For this, the solution is simple, and similar to one posed in a recent Chicago Tribune editorial: Provide private, single-occupancy shower, bathroom and changing stalls to all students.
Marco Rubio is struggling with his message on marriage equality among Iowa’s anti-LGBT set. An Iowa pastor pressed him on the issue at an event last week, USA Today reports:
Iowa Christian conservatives say they’re looking for clarification on how far Marco Rubio is willing to go to fight the U.S. Supreme Court ruling that legalized gay marriage.
The Republican presidential contender seemed to contradict himself in statements he made in Iowa on Tuesday, GOP caucusgoers said.
And in one case, the discussion turned heated when an Iowa pastor asked a staffer to explain Rubio’s thinking after a speech Tuesday night.
“It is current law; it is not settled law,” answered Rubio, who was in Iowa for a five-day stretch. “No law is settled. Roe v. Wade is current law, but it doesn’t mean that we don’t continue to aspire to fix it. We think it’s wrong.”
He added: “Until we can get the Supreme Court to overturn (the abortion ruling), we do everything possible within the constraints placed upon us to confront it.”
Rubio said the Bible calls for people to adhere to both God’s rules and civil authority — but “God’s rules always win.”
“If we’re ordered to perform a same-sex marriage, as someone who is presiding over it, we are called to ignore that. We cannot abide by that because the government is compelling us to sin,” Rubio said.
That’s what Kim Davis did, Brody pointed out, referring to the Kentucky civil servant who was arrested in September for refusing to issue marriage licenses to same-sex couples.
“Right,” Rubio answered. In September, Rubio straddled the divide on the issue, saying a county clerk has a governmental duty to carry out the law, but there should be a way to protect religious freedom, too.

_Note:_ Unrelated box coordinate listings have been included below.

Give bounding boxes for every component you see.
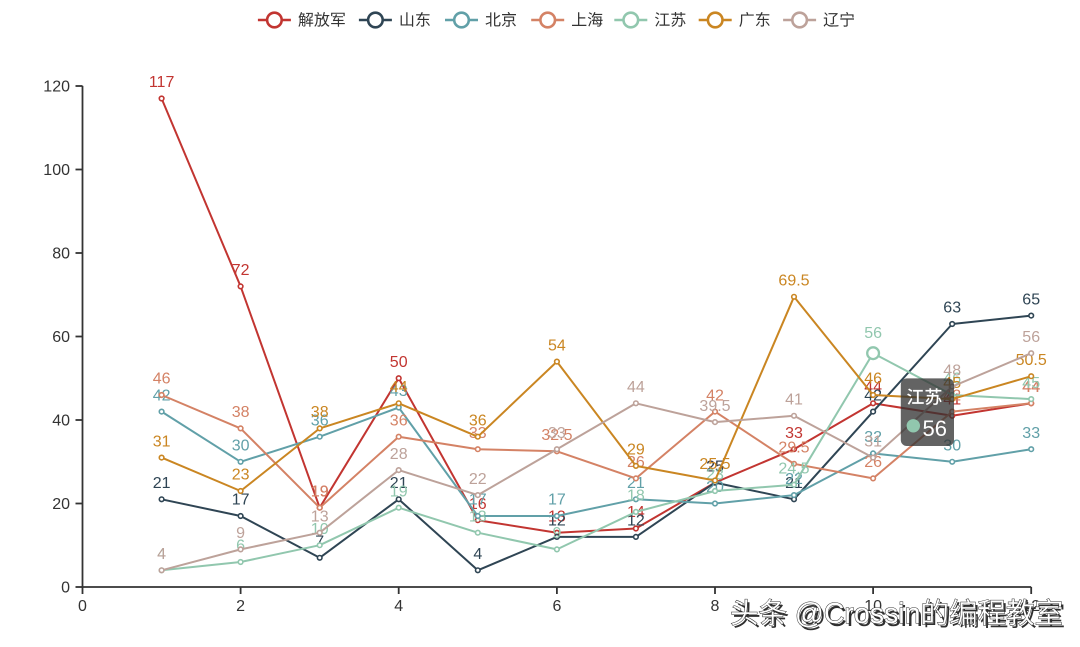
svg-text:25.5: 25.5: [699, 456, 730, 473]
svg-text:6: 6: [236, 538, 245, 555]
svg-text:6: 6: [552, 598, 561, 615]
svg-text:17: 17: [232, 492, 250, 509]
svg-text:12: 12: [627, 513, 645, 530]
svg-text:19: 19: [311, 483, 329, 500]
svg-text:41: 41: [785, 392, 803, 409]
svg-text:@Crossin: @Crossin: [795, 598, 921, 630]
svg-text:17: 17: [469, 492, 487, 509]
svg-text:21: 21: [153, 475, 171, 492]
svg-text:54: 54: [548, 337, 566, 354]
svg-text:56: 56: [923, 416, 947, 441]
svg-text:45: 45: [1022, 375, 1040, 392]
svg-text:21: 21: [627, 475, 645, 492]
svg-text:40: 40: [52, 413, 70, 430]
svg-text:120: 120: [43, 79, 70, 96]
svg-text:50: 50: [390, 354, 408, 371]
svg-text:4: 4: [157, 546, 166, 563]
svg-text:18: 18: [627, 488, 645, 505]
svg-text:48: 48: [943, 362, 961, 379]
svg-text:21: 21: [390, 475, 408, 492]
svg-text:33: 33: [548, 425, 566, 442]
svg-text:23: 23: [232, 467, 250, 484]
svg-text:63: 63: [943, 300, 961, 317]
svg-text:42: 42: [706, 387, 724, 404]
svg-text:8: 8: [711, 598, 720, 615]
svg-text:36: 36: [390, 412, 408, 429]
svg-text:44: 44: [627, 379, 645, 396]
svg-text:17: 17: [548, 492, 566, 509]
svg-text:29: 29: [627, 442, 645, 459]
svg-text:13: 13: [469, 508, 487, 525]
svg-text:24.5: 24.5: [778, 460, 809, 477]
svg-text:19: 19: [390, 483, 408, 500]
svg-text:36: 36: [469, 412, 487, 429]
svg-text:@Crossin: @Crossin: [797, 601, 923, 633]
svg-text:4: 4: [157, 546, 166, 563]
svg-text:44: 44: [390, 379, 408, 396]
svg-text:44: 44: [864, 379, 882, 396]
svg-text:32.5: 32.5: [541, 427, 572, 444]
svg-text:9: 9: [552, 525, 561, 542]
svg-text:4: 4: [473, 546, 482, 563]
svg-text:10: 10: [864, 598, 882, 615]
svg-text:100: 100: [43, 162, 70, 179]
svg-text:@Crossin: @Crossin: [795, 598, 921, 630]
svg-text:22: 22: [469, 471, 487, 488]
svg-text:43: 43: [390, 383, 408, 400]
svg-text:32: 32: [864, 429, 882, 446]
svg-text:60: 60: [52, 329, 70, 346]
svg-text:13: 13: [311, 508, 329, 525]
svg-text:22: 22: [785, 471, 803, 488]
svg-text:0: 0: [78, 598, 87, 615]
svg-text:29.5: 29.5: [778, 440, 809, 457]
svg-text:31: 31: [864, 433, 882, 450]
svg-text:26: 26: [864, 454, 882, 471]
svg-text:7: 7: [315, 534, 324, 551]
svg-text:19: 19: [311, 483, 329, 500]
svg-text:56: 56: [864, 325, 882, 342]
svg-text:65: 65: [1022, 291, 1040, 308]
svg-text:33: 33: [785, 425, 803, 442]
svg-text:46: 46: [153, 371, 171, 388]
svg-text:56: 56: [1022, 329, 1040, 346]
svg-text:28: 28: [390, 446, 408, 463]
svg-text:69.5: 69.5: [778, 273, 809, 290]
svg-text:46: 46: [864, 371, 882, 388]
svg-text:36: 36: [311, 412, 329, 429]
svg-text:30: 30: [232, 438, 250, 455]
svg-text:20: 20: [52, 496, 70, 513]
svg-text:38: 38: [311, 404, 329, 421]
svg-text:44: 44: [1022, 379, 1040, 396]
svg-text:33: 33: [469, 425, 487, 442]
svg-text:44: 44: [1022, 379, 1040, 396]
svg-text:0: 0: [61, 580, 70, 597]
svg-text:39.5: 39.5: [699, 398, 730, 415]
svg-text:38: 38: [232, 404, 250, 421]
svg-text:31: 31: [153, 433, 171, 450]
svg-text:33: 33: [1022, 425, 1040, 442]
svg-text:72: 72: [232, 262, 250, 279]
svg-text:4: 4: [394, 598, 403, 615]
svg-text:9: 9: [236, 525, 245, 542]
svg-text:80: 80: [52, 246, 70, 263]
svg-text:2: 2: [236, 598, 245, 615]
svg-text:117: 117: [149, 74, 175, 91]
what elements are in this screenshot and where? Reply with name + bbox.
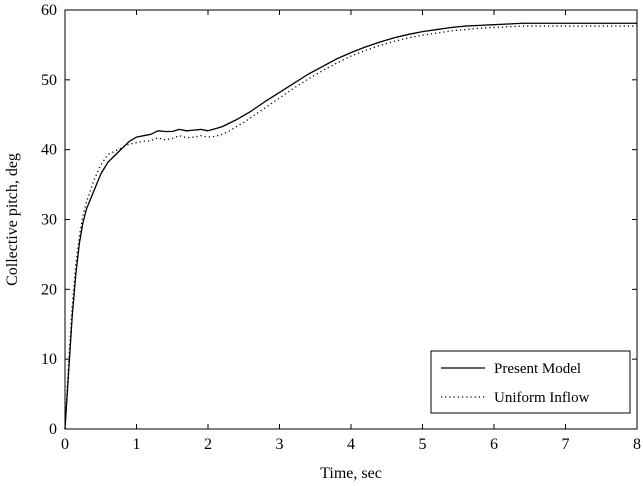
x-tick-label: 3 [276,436,284,453]
x-tick-label: 1 [133,436,141,453]
y-axis-label: Collective pitch, deg [4,153,21,286]
y-tick-label: 40 [41,142,57,159]
y-tick-label: 0 [49,421,57,438]
x-axis-label: Time, sec [320,465,382,482]
x-tick-label: 4 [347,436,355,453]
series-line-present-model [64,22,637,430]
y-tick-label: 50 [41,72,57,89]
y-tick-label: 30 [41,212,57,229]
y-tick-label: 20 [41,281,57,298]
x-tick-label: 5 [419,436,427,453]
x-tick-label: 7 [562,436,570,453]
x-tick-label: 6 [490,436,498,453]
legend: Present Model Uniform Inflow [430,350,631,414]
legend-label-present-model: Present Model [494,361,581,377]
series-line-uniform-inflow [64,25,637,430]
y-tick-label: 10 [41,351,57,368]
legend-box [430,350,631,414]
series-layer [64,22,637,430]
legend-label-uniform-inflow: Uniform Inflow [494,390,590,406]
x-tick-label: 8 [633,436,641,453]
axis-ticks: 0 1 2 3 4 5 6 7 8 0 10 20 30 40 50 60 [41,2,641,453]
x-tick-label: 0 [61,436,69,453]
y-tick-label: 60 [41,2,57,19]
x-tick-label: 2 [204,436,212,453]
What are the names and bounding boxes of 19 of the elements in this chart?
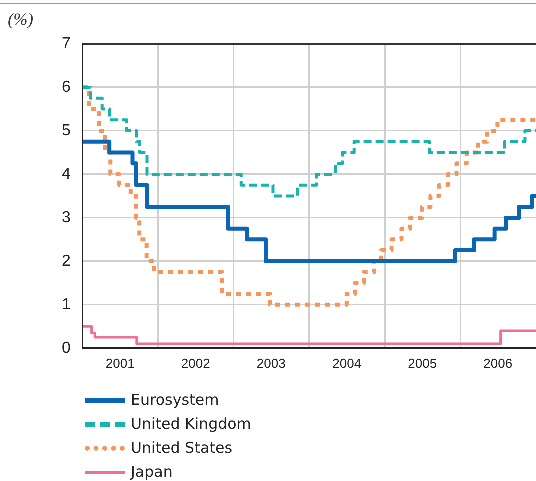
y-tick-label: 3 [62,209,71,226]
x-tick-label: 2005 [408,356,438,371]
y-tick-label: 6 [62,78,71,96]
y-axis-title: (%) [8,10,34,29]
y-tick-label: 7 [62,35,71,52]
legend-label: Eurosystem [131,391,220,409]
legend-label: United States [131,439,233,457]
legend-label: Japan [131,463,173,481]
y-tick-label: 0 [62,340,71,357]
x-tick-label: 2001 [106,356,135,371]
y-tick-label: 4 [62,166,71,183]
y-tick-label: 2 [62,252,71,270]
x-tick-label: 2004 [332,356,362,371]
x-tick-label: 2003 [256,356,286,371]
y-tick-label: 5 [62,122,71,140]
legend-label: United Kingdom [131,415,252,433]
x-tick-label: 2006 [484,356,513,371]
x-tick-label: 2002 [181,356,210,371]
y-tick-label: 1 [62,296,71,314]
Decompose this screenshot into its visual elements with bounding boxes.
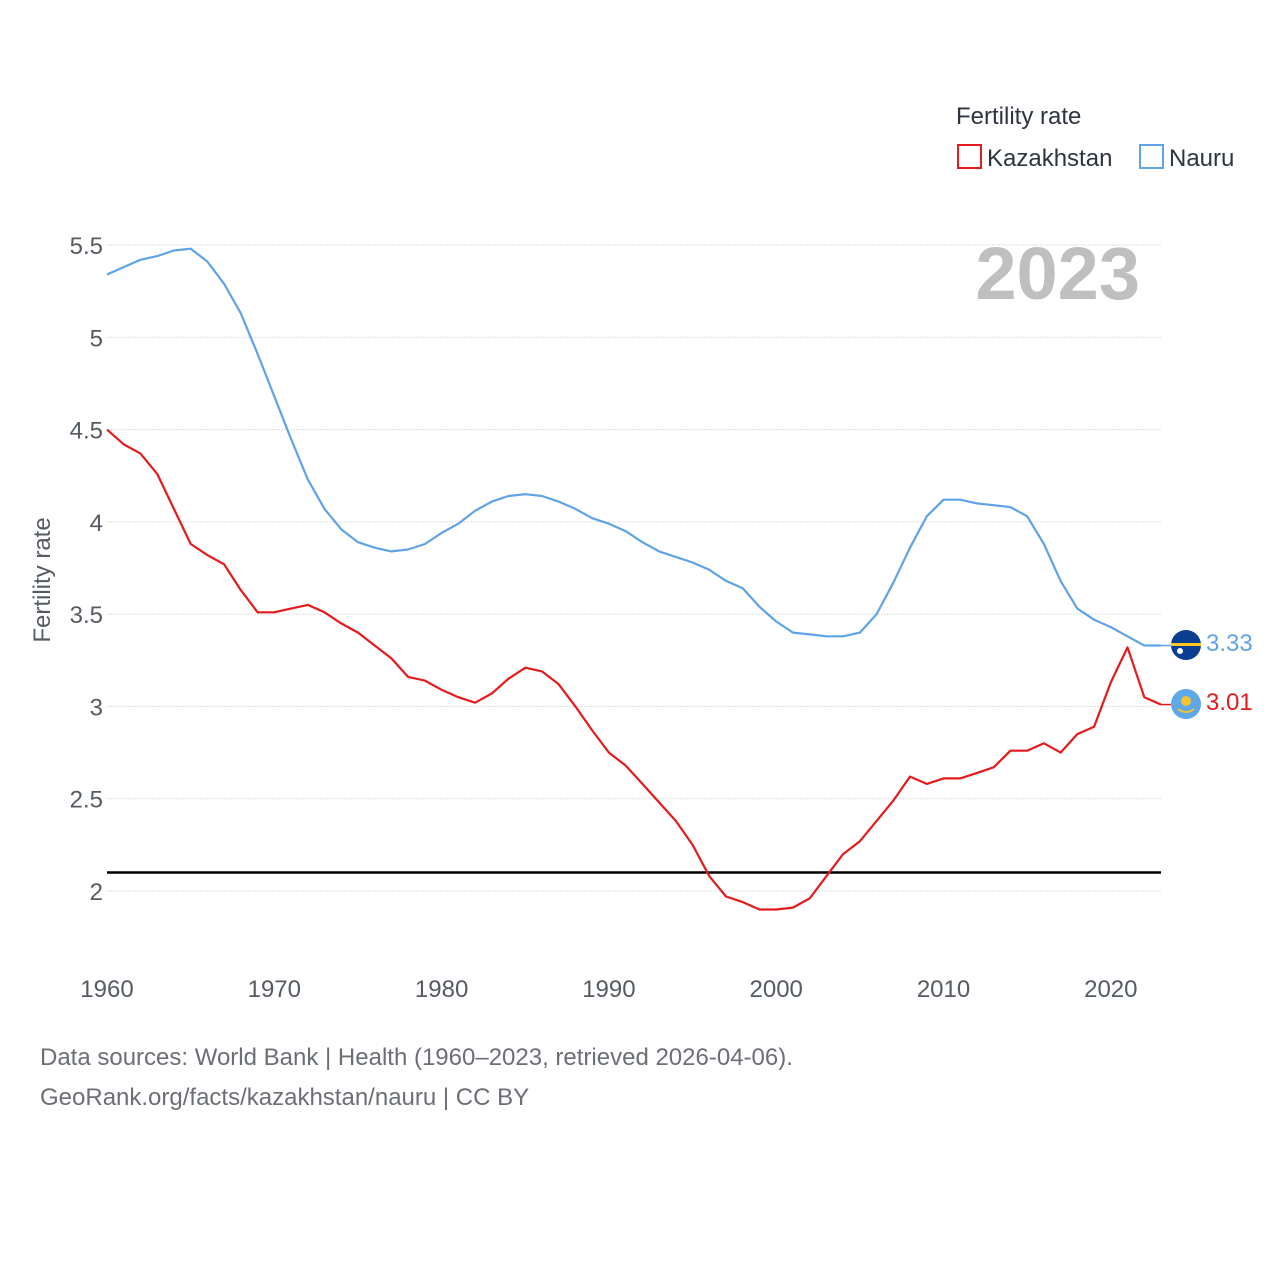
x-tick-label: 2010: [917, 976, 970, 1003]
y-tick-label: 5: [90, 325, 103, 352]
y-tick-label: 2: [90, 879, 103, 906]
x-tick-label: 1970: [248, 976, 301, 1003]
x-tick-label: 1990: [582, 976, 635, 1003]
legend-label-kazakhstan: Kazakhstan: [987, 145, 1112, 172]
y-tick-label: 4.5: [70, 418, 103, 445]
footer-sources: Data sources: World Bank | Health (1960–…: [40, 1044, 793, 1071]
x-axis-ticks: 1960 1970 1980 1990 2000 2010 2020: [80, 976, 1137, 1003]
y-axis-title: Fertility rate: [29, 517, 56, 642]
x-tick-label: 1980: [415, 976, 468, 1003]
legend-item-nauru[interactable]: Nauru: [1139, 144, 1234, 172]
series-lines: [106, 247, 1171, 911]
series-line-kazakhstan[interactable]: [106, 428, 1162, 911]
footer-credit[interactable]: GeoRank.org/facts/kazakhstan/nauru | CC …: [40, 1084, 530, 1111]
kazakhstan-end-label: 3.01: [1206, 689, 1253, 716]
gridlines: [107, 244, 1161, 892]
legend-label-nauru: Nauru: [1169, 145, 1234, 172]
legend: Fertility rate Kazakhstan Nauru: [956, 103, 1234, 172]
nauru-flag-icon: [1171, 630, 1201, 660]
kazakhstan-end-marker: 3.01: [1171, 689, 1253, 719]
y-tick-label: 3: [90, 694, 103, 721]
x-tick-label: 1960: [80, 976, 133, 1003]
line-chart: 2 2.5 3 3.5 4 4.5 5 5.5 1960 1970 1980 1990 2000 201…: [29, 103, 1253, 1003]
y-tick-label: 4: [90, 510, 103, 537]
legend-item-kazakhstan[interactable]: Kazakhstan: [957, 144, 1112, 172]
legend-swatch-kazakhstan: [957, 144, 982, 169]
year-label: 2023: [975, 232, 1140, 315]
x-tick-label: 2000: [750, 976, 803, 1003]
y-axis-ticks: 2 2.5 3 3.5 4 4.5 5 5.5: [70, 233, 103, 906]
nauru-end-label: 3.33: [1206, 630, 1253, 657]
y-tick-label: 5.5: [70, 233, 103, 260]
x-tick-label: 2020: [1084, 976, 1137, 1003]
series-line-nauru[interactable]: [106, 247, 1161, 647]
legend-title: Fertility rate: [956, 103, 1081, 130]
y-tick-label: 3.5: [70, 602, 103, 629]
legend-swatch-nauru: [1139, 144, 1164, 169]
nauru-end-marker: 3.33: [1171, 630, 1253, 660]
kazakhstan-flag-icon: [1171, 689, 1201, 719]
y-tick-label: 2.5: [70, 787, 103, 814]
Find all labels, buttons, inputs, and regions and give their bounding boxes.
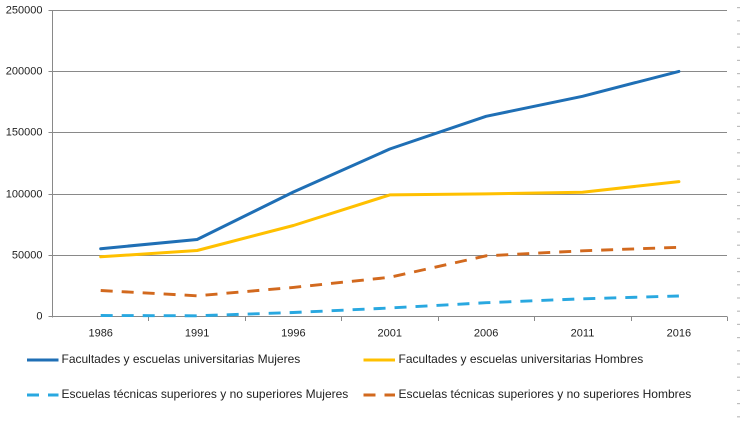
- svg-text:Escuelas técnicas superiores y: Escuelas técnicas superiores y no superi…: [62, 387, 349, 401]
- svg-text:150000: 150000: [6, 127, 43, 139]
- svg-text:Facultades y escuelas universi: Facultades y escuelas universitarias Hom…: [399, 352, 644, 366]
- svg-text:2006: 2006: [474, 328, 498, 340]
- svg-text:250000: 250000: [6, 5, 43, 17]
- svg-text:1996: 1996: [281, 328, 305, 340]
- svg-text:2001: 2001: [378, 328, 402, 340]
- svg-text:Escuelas técnicas superiores y: Escuelas técnicas superiores y no superi…: [399, 387, 692, 401]
- svg-text:2016: 2016: [667, 328, 691, 340]
- svg-text:100000: 100000: [6, 189, 43, 201]
- svg-text:Facultades y escuelas universi: Facultades y escuelas universitarias Muj…: [62, 352, 301, 366]
- svg-text:200000: 200000: [6, 66, 43, 78]
- svg-text:50000: 50000: [12, 250, 43, 262]
- svg-text:2011: 2011: [571, 328, 595, 340]
- svg-text:1991: 1991: [185, 328, 209, 340]
- svg-text:0: 0: [36, 311, 42, 323]
- svg-text:1986: 1986: [88, 328, 112, 340]
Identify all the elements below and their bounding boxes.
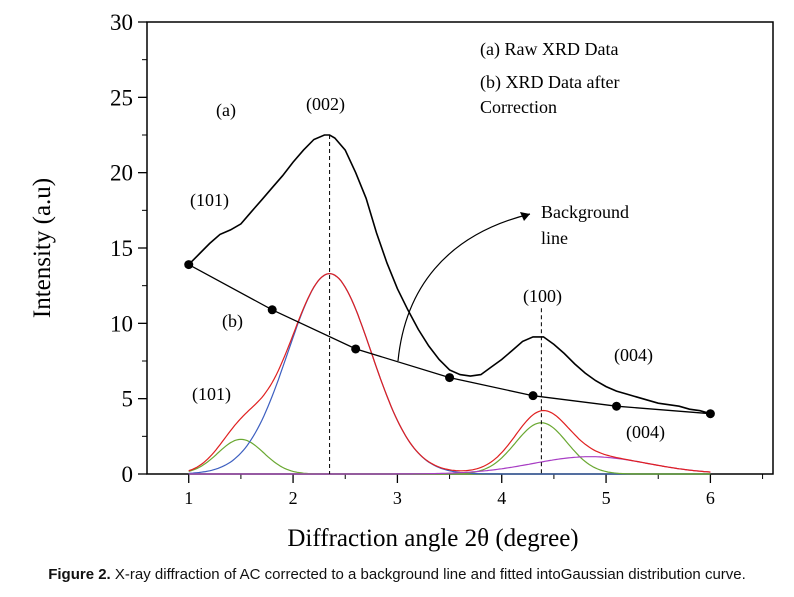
axis-ticks: 1 2 3 4 5 6 0 5 10 15 20 25 30 <box>110 10 764 508</box>
peak-markers <box>329 135 542 474</box>
background-line-group <box>184 260 715 419</box>
background-point <box>351 344 361 354</box>
raw-curve <box>188 134 711 415</box>
x-tick-label-1: 1 <box>184 488 193 508</box>
label-004-fit: (004) <box>626 422 665 443</box>
y-tick-label-0: 0 <box>122 462 134 487</box>
fit-004-curve <box>188 456 711 475</box>
background-point <box>445 373 455 383</box>
label-100: (100) <box>523 286 562 307</box>
x-tick-label-6: 6 <box>706 488 715 508</box>
xrd-chart: 1 2 3 4 5 6 0 5 10 15 20 25 30 Diffraction angle 2θ … <box>29 10 774 552</box>
label-002: (002) <box>306 94 345 115</box>
envelope-curve <box>188 273 711 473</box>
label-background: Background <box>541 202 629 222</box>
background-point <box>184 260 194 270</box>
caption-label: Figure 2. <box>48 566 111 583</box>
x-tick-label-4: 4 <box>497 488 506 508</box>
background-point <box>612 401 621 411</box>
x-tick-label-2: 2 <box>289 488 298 508</box>
label-a: (a) <box>216 100 236 121</box>
y-tick-label-10: 10 <box>110 311 133 336</box>
y-tick-label-15: 15 <box>110 236 133 261</box>
caption-text: X-ray diffraction of AC corrected to a b… <box>110 566 746 583</box>
x-tick-label-5: 5 <box>602 488 611 508</box>
background-point <box>267 305 277 315</box>
background-arrow-head <box>520 212 530 221</box>
y-tick-label-20: 20 <box>110 161 133 186</box>
legend-correction: Correction <box>480 97 557 117</box>
y-axis-label: Intensity (a.u) <box>29 178 56 318</box>
x-tick-label-3: 3 <box>393 488 402 508</box>
x-axis-label: Diffraction angle 2θ (degree) <box>287 525 578 552</box>
background-point <box>528 391 538 401</box>
label-line: line <box>541 228 568 248</box>
background-point <box>705 409 715 419</box>
y-tick-label-25: 25 <box>110 85 133 110</box>
y-tick-label-5: 5 <box>122 387 134 412</box>
label-004-raw: (004) <box>614 345 653 366</box>
label-101-fit: (101) <box>192 384 231 405</box>
raw-curve-group <box>188 134 711 415</box>
legend-corrected: (b) XRD Data after <box>480 72 619 93</box>
label-b: (b) <box>222 311 243 332</box>
y-tick-label-30: 30 <box>110 10 133 35</box>
fitted-curves <box>188 273 711 475</box>
figure-caption: Figure 2. X-ray diffraction of AC correc… <box>0 566 794 583</box>
label-101-raw: (101) <box>190 190 229 211</box>
fit-101-curve <box>188 438 711 475</box>
legend-raw: (a) Raw XRD Data <box>480 39 618 60</box>
background-arrow <box>397 213 531 362</box>
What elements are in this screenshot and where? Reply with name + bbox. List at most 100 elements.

At an Iowa campaign event, Ted Cruz claimed that an act of violence committed at a Colorado Planned Parenthood for a “transgendered leftist activist,” Think Progress reports:
Republican presidential candidate Ted Cruz is the latest presidential candidate trying to downplay the role anti-abortion rhetoric may have played in motivating the Planned Parenthood shooting in Colorado Springs Friday afternoon. When a reporter asked him at an Iowa campaign stop Sunday evening about suspect Robert Lewis Dear saying he was motivated by “no more baby parts,” Cruz countered that he’s also been reported to be a “transgendered [sic] leftist activist.”
Cruz explained, “We know that he was a man registered to vote as a woman.” This discrepancy on Dear’s voter registration was first reported by The Gateway Pundit, a self-described “right-of-center news website,” under the claim that he “identifies as [a] woman.” Conservatives have since run with the claim that Dear is transgender.
There is actually no evidence to suggest that he is transgender, nor a “leftist,” nor any kind of activist. In fact, all of the available information suggests he was none of those things.
Same-sex marriage continue to make news in North Dakota, the Dickenson Press reports:
A recent Tuesday was not just another day at the Bowman County Courthouse, where the first marriage license for a same-sex couple was issued in the county’s history.
Court clerk and recorder Jan Werre said she didn’t view it as historic, despite the fact that the option only has been available since late June when the U.S. Supreme Court ruled it’s discriminatory to treat gay couples differently.
Werre said it was just another day at the office in her opinion.
“We’re doing our job,” said Werre, adding she would conduct the ceremony if asked. “It’s not a big deal. It’s how I would treat anyone else.”
According to a survey of counties, a total of 59 same-sex licenses have been issued in the state. Bowman now joins 17 counties that have issued a license to one or more gay couples. The remaining 36 counties have not yet been asked for one.